Jomaine Terach looked Sheriff Alvar Kresh straight in the eye and nodded. “Oh, yes,” he said. “There is nothing in the world clearer to me than that.”
JOMAINE Terach stumbled out of Government Tower into the thin light of morning. He felt a pang of guilt for betraying Fredda’s confidence, but little more than that. What good were petty little secrets when a whole world was turning upside down in panic? The debts he owed to the good of society, and to himself, far outweighed his obligation to Fredda. Besides, you could not know. There might be some key to it all buried deep, hidden in his words where he could not even see it. Maybe Kresh could find that key and turn it in the lock. Maybe, just maybe, by talking, he had saved them all.
Jomaine snorted in disgust. High and mighty talk for a man who had spilled his guts. There was another explanation, one that did not come out quite so noble.
Maybe, just maybe, he was a coward at the heart.
He hailed an aircab and headed toward home.
“THE access recorder data, sir,” Donald said, handing him a notepack.
“Thank you, Donald,” Kresh said. He skimmed over the data once or twice, then studied it in greater detail. Damnation! Why hadn’t he had this data days before? It provided him something he had not had until this moment—a nice, tidy list of suspects. Suspect humans, at least. Terach had said the thing did not record the comings and goings of robots.
“Sir, was it wise to let Jomaine Terach go free?” Donald asked. “I do not think we can consider his interrogation to be complete, and he did confess to several crimes related to violations of robot manufacture statutes.”
“Hmmmm?” Kresh said absently. “
Oh, Terach.
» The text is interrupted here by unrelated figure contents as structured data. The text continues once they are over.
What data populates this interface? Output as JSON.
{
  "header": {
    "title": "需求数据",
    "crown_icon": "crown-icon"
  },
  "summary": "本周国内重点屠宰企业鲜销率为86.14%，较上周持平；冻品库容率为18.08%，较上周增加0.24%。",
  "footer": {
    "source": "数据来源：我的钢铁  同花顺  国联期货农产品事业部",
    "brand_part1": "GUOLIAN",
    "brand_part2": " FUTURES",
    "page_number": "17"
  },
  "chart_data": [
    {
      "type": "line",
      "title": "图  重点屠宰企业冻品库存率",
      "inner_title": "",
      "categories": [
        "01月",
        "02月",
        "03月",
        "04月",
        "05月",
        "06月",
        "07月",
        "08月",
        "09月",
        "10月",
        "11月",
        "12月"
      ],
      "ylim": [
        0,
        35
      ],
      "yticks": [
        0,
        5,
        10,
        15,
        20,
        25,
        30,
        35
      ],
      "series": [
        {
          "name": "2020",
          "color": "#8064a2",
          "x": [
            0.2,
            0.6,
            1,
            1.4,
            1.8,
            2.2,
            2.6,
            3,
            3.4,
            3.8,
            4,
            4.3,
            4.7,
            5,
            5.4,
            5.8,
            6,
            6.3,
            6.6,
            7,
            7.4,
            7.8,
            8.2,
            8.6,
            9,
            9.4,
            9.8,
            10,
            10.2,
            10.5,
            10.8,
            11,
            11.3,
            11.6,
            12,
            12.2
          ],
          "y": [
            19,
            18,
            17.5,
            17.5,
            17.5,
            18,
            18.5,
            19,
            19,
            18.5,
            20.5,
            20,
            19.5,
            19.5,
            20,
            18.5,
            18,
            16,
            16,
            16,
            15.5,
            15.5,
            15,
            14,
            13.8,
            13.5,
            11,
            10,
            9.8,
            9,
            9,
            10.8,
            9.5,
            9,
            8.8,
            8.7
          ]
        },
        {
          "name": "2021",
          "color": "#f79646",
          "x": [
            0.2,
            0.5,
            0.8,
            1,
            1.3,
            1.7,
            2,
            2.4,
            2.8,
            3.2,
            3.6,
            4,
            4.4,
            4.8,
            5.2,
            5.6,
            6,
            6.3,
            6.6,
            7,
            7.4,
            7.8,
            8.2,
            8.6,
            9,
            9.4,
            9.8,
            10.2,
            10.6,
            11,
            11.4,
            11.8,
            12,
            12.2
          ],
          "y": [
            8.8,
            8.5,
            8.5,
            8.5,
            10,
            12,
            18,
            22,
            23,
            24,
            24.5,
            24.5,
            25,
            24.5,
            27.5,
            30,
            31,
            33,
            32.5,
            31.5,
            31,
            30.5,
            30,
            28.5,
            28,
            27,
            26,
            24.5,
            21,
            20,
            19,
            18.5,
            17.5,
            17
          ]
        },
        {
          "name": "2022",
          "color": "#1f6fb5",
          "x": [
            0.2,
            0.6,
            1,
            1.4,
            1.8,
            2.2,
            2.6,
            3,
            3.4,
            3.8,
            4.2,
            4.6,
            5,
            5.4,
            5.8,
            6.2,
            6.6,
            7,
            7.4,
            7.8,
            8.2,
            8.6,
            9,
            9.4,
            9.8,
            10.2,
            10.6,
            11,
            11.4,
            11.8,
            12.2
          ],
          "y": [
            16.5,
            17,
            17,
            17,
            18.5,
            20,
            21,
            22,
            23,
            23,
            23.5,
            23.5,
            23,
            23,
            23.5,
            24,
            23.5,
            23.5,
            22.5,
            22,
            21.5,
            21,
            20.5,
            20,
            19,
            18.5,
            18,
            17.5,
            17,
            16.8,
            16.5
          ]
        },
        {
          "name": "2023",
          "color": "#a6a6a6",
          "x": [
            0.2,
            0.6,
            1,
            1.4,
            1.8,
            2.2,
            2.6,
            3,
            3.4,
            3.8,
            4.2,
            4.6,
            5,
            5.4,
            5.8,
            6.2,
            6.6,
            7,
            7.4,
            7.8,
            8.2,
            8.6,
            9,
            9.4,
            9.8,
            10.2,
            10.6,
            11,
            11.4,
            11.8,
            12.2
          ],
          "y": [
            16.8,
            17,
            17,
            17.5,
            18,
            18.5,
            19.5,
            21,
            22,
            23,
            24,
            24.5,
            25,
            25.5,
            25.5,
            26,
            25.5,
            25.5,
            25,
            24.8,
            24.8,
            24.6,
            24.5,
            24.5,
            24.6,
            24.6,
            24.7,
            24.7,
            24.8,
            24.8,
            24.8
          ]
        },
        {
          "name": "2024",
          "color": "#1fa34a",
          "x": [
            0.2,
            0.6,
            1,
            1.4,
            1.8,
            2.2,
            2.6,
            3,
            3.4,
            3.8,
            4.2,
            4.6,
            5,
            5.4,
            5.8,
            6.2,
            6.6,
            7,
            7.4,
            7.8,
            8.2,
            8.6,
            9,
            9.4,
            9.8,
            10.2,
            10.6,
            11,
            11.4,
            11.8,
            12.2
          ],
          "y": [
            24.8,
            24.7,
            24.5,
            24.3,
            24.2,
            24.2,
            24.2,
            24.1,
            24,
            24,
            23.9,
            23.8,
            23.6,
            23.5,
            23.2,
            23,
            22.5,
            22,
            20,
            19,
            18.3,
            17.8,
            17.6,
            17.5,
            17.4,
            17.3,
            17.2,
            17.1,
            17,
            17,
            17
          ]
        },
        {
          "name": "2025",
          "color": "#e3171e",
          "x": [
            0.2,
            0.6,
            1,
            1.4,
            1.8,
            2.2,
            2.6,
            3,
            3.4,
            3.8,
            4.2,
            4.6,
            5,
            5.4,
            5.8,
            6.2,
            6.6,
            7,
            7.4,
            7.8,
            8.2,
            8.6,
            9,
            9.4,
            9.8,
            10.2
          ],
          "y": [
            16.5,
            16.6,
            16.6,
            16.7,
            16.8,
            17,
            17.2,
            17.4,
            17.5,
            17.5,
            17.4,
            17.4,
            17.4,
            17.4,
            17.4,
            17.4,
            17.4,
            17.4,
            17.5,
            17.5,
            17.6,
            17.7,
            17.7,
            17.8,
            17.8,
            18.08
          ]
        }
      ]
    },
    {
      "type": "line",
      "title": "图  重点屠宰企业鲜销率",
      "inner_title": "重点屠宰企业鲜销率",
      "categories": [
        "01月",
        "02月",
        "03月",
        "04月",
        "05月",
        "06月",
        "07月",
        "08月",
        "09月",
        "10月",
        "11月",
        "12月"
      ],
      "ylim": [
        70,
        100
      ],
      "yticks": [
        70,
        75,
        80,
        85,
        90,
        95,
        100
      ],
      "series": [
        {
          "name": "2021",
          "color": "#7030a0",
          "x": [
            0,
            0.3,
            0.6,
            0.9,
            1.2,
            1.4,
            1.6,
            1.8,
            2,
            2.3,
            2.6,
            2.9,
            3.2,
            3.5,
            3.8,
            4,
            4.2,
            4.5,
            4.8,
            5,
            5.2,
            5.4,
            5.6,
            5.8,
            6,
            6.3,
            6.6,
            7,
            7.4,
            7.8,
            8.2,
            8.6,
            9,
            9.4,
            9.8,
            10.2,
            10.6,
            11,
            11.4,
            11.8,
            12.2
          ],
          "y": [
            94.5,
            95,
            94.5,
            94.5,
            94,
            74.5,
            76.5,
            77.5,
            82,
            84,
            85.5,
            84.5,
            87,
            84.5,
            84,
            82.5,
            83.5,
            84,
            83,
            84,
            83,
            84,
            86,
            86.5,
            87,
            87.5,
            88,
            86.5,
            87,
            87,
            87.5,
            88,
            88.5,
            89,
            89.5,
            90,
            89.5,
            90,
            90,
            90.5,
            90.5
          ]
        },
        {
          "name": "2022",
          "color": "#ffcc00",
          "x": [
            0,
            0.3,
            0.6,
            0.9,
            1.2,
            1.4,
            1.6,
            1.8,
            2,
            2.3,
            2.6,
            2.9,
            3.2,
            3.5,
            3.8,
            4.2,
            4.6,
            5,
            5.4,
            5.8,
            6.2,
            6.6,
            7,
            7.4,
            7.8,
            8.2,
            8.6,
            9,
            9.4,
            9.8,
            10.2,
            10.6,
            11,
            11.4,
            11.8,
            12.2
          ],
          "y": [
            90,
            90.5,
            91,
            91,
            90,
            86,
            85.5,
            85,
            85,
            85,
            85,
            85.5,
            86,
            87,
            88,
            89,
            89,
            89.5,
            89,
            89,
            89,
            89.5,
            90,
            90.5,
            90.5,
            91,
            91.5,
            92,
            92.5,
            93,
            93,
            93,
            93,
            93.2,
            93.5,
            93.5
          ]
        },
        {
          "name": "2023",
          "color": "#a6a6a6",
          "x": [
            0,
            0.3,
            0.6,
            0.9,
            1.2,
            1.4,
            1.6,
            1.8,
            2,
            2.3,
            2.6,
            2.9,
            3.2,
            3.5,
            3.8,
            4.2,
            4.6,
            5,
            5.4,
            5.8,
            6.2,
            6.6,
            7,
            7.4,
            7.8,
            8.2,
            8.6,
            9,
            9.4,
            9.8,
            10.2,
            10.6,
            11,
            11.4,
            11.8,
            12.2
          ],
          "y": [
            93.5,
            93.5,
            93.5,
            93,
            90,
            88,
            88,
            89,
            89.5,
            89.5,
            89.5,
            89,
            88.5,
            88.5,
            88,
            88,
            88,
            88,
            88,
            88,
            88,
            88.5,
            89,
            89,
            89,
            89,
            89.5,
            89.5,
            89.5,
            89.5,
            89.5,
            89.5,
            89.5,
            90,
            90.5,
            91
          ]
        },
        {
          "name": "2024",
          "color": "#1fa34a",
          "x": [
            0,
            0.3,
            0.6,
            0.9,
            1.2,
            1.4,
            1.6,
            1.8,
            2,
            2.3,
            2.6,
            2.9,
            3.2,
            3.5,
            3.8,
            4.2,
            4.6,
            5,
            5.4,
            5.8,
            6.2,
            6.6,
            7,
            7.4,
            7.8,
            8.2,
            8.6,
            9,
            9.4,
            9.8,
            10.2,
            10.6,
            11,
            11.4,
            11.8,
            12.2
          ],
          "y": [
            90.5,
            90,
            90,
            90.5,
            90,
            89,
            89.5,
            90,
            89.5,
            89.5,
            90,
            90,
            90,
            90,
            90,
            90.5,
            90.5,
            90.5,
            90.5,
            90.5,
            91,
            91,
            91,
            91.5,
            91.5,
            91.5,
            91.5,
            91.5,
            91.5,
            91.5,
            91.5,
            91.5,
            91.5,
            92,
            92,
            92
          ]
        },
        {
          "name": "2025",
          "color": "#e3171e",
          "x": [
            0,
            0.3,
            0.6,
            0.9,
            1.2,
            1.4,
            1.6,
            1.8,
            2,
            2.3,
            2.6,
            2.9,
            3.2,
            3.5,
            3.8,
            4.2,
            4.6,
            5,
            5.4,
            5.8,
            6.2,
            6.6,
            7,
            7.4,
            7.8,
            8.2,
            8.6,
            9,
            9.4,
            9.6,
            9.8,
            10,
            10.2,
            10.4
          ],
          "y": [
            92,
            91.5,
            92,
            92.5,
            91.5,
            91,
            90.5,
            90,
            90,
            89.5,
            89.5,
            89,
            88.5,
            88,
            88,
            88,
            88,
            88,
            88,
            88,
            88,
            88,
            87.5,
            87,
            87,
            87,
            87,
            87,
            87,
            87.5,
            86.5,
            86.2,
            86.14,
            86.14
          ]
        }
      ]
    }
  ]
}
It’s a bit of a gamble, but if we want this case to get anywhere, I think we had to set him free—at least for now. And the same for Anshaw when we’re done with him. Neither of them has much of anyplace to go. I don’t regard them as flight risks. But I’m counting on at least one of them panicking. If one or both of them does, it is damned likely they will make some sort of mistake, and it is likely that their mistakes could make our jobs a lot easier. Now go and bring Anshaw in.”
“Yes, sir.” Donald went through the door, down to the holding cells.
Alvar Kresh stood up and paced the interrogation room. He was eager, anxious. Things had shifted suddenly. He could not explain how, or why, exactly, but nonetheless they had. The access recorder data was part of it, but not all of it. All it did was suggest certain things. It would be up to Kresh to prove them. He sensed that he was suddenly on the verge of answers, knocking on the door of a solution to this whole nightmare fiasco. All he had to do was press, push, bear down, and it would come.
Gubber Anshaw. Kresh dropped the notepack onto the table and thought about Anshaw. The interrogation that had been put off, delayed, pushed back, forgotten, lost in the chaotic shuffle of events again and again. And now, with the access recorder data in his hand, with the fact of Ariel’s presence at Anshaw’s home last night, it was suddenly clear that this was the interrogation that could break this case wide open. This was the man who knew things.
Alvar Kresh paced twice more up and down the room, but then forced himself to sit down and wait.
The door opened, and Donald ushered in Gubber Anshaw.
Alvar Kresh waited for Anshaw to sit down in the chair on the opposite side of the table. Then he set his hands palm-down on the table and leaned forward. Then he looked the robotics designer in the eye.